Gosh, haven’t I been quiet of late? Indeed.
So, a quick catch up (and a mountain of excuses).
I don’t give writing advice on my blog for many reasons. Number one being that I am a novice and any ideas I put here would just be someone else’s idea regurgitated ever so slightly into my own words – although, when you don’t know what you are talking about how can you possibly say it better than the experts? If you want writing advice, go here. No, seriously, do. You’ll spend hours flicking through Janice’s blog, just like I have, and come away feeling like you really could write that killer novel because, you know, you know how to now.
I ended up on that ‘site after attending a local writer’s group meeting last night – yay, the new year has finally begun! As a “lesson” we ran through some of Janice’s tips on plotting. Of course, it got me thinking about my own novel. I know that as a first novel I am meant to treat it as “practice” for the real thing. But, you can’t help but be attached to your story and your characters. You want the best for them. You want them to be a bestseller. You hope. You strive. You learn. You keep going. Until reality hits, I guess … or, you get lucky. I’m still in the hoping, striving, keeping going phase.
But, I will admit, that my plot isn’t rock solid. I keep hoping for inspiration to hit and to suddenly see the light. It don’t work that way for me, I’m afraid. I have to work at it. And hanging out on Janice’s ‘site (yes, if you are a writer, I really do think you should visit her blog) has been good for me. I have broken down my fundamental ideas, and attempted to develop them – easier said than done, but doable.
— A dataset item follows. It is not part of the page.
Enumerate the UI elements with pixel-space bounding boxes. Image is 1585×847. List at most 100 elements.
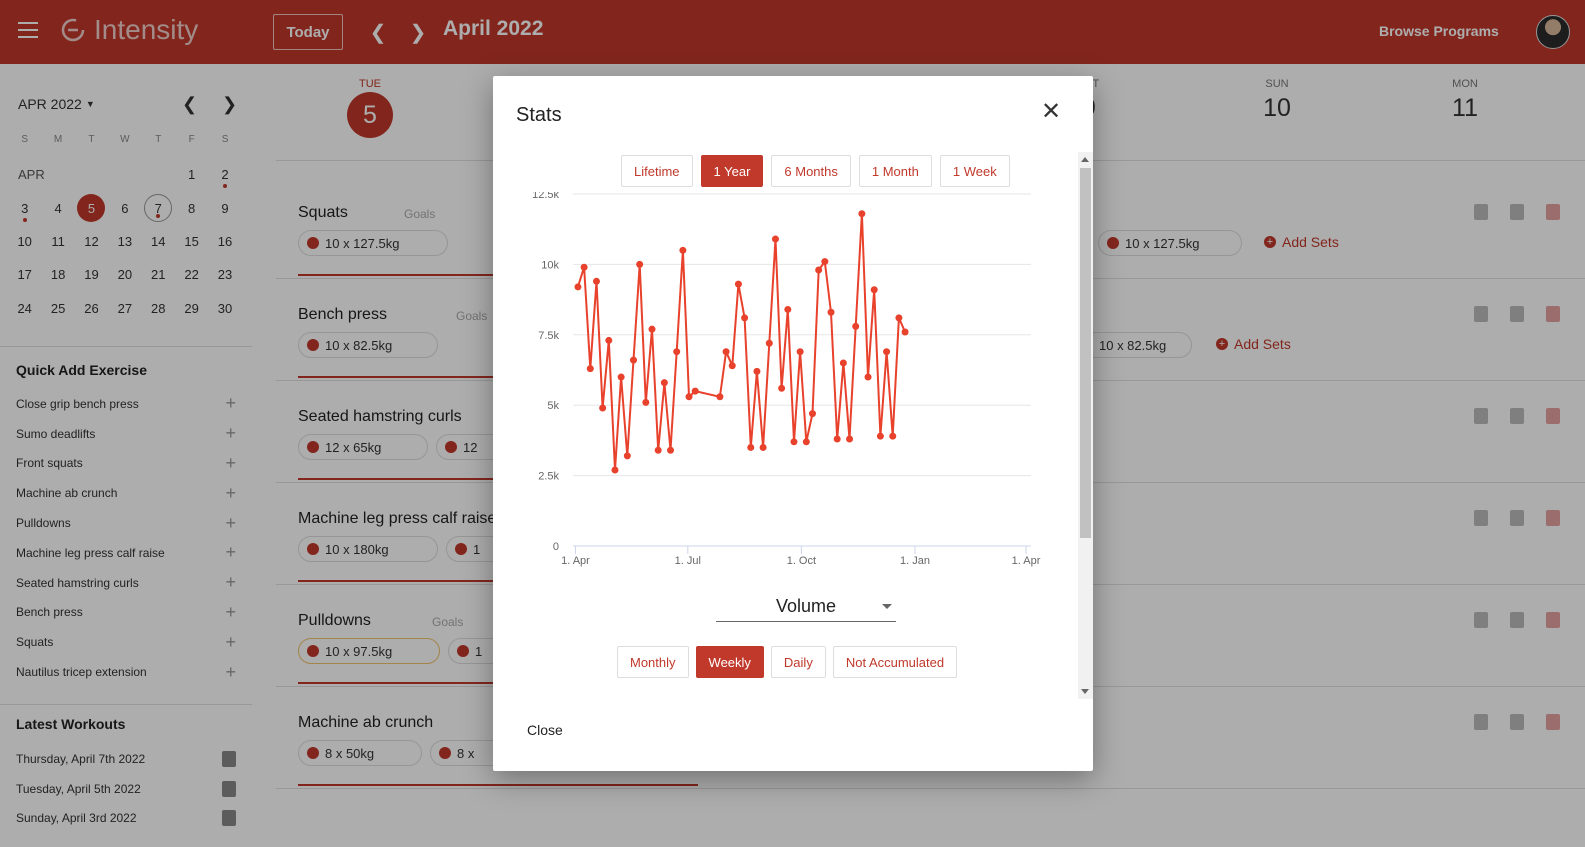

I have learned a few things from my visit (prolonged as it was):
I have some major re-writing ahead of me. Now, I knew that. You write, you re-write, you re-write, you line edit, blah blah … But, see, I thought I had my first few chapters pretty well sorted. But, no. The stakes … the drama … hasn’t reached its potential, and I can see that now. In fact, I even have ideas on how to fix it. I don’t need to change the fundamentals (which is why I’m still hoping and striving and not throwing this one into the vault), but I do need to change a few details to make things more real, more meaty. It’s exciting. It’s difficult. But I want to do it. Will I be able to put together my new Chapters 1-3 in time for my First Three Chapters group to review them? I don’t know. I have a little more than a week for that (and I can reuse a good chunk, so it’s possible). I don’t mind working on my old versions. I’ll still learn from the comments I get. And, I might find that things aren’t as bad as they seem – still, even if it’s pretty good, I would like to strive for awesome.
I’m not sure where the thought came from, but a little while before I decided to write this post, I had a flash of inspiration regarding a segment well into the bowels of my story and it’s got me excited about getting there (yeah … after I go back to the beginning again). It’s good getting these solid thoughts about dramatic moments, though – it gives you something to plan for and set up. It’s kind of cool that I am using an idea I had months and months ago, and even wrote happening under slightly different circumstances, but back then I never realized the full range of benefits of the action might have. You see, I’ve planned from the beginning to have my MC be captured by the antagonist, and her friends are meant to come after her. But, they have to go across a country in which they are unwelcome and, therefore, have never entered before. On top of that, they don’t know where she is being taken exactly. So, I had this problem – how will they find her? OK, so they might not, exactly, but how do they, at least, manage to be on the right track? It bothered me that I couldn’t come up with a feasible answer to this. But, now I have it! It’s only taken a year … 18 months … possibly longer. Yeah, I’m slow. But, hey, I finally have my trail of breadcrumbs. And I’m happy.
And how did I get there? You got it. By starting here!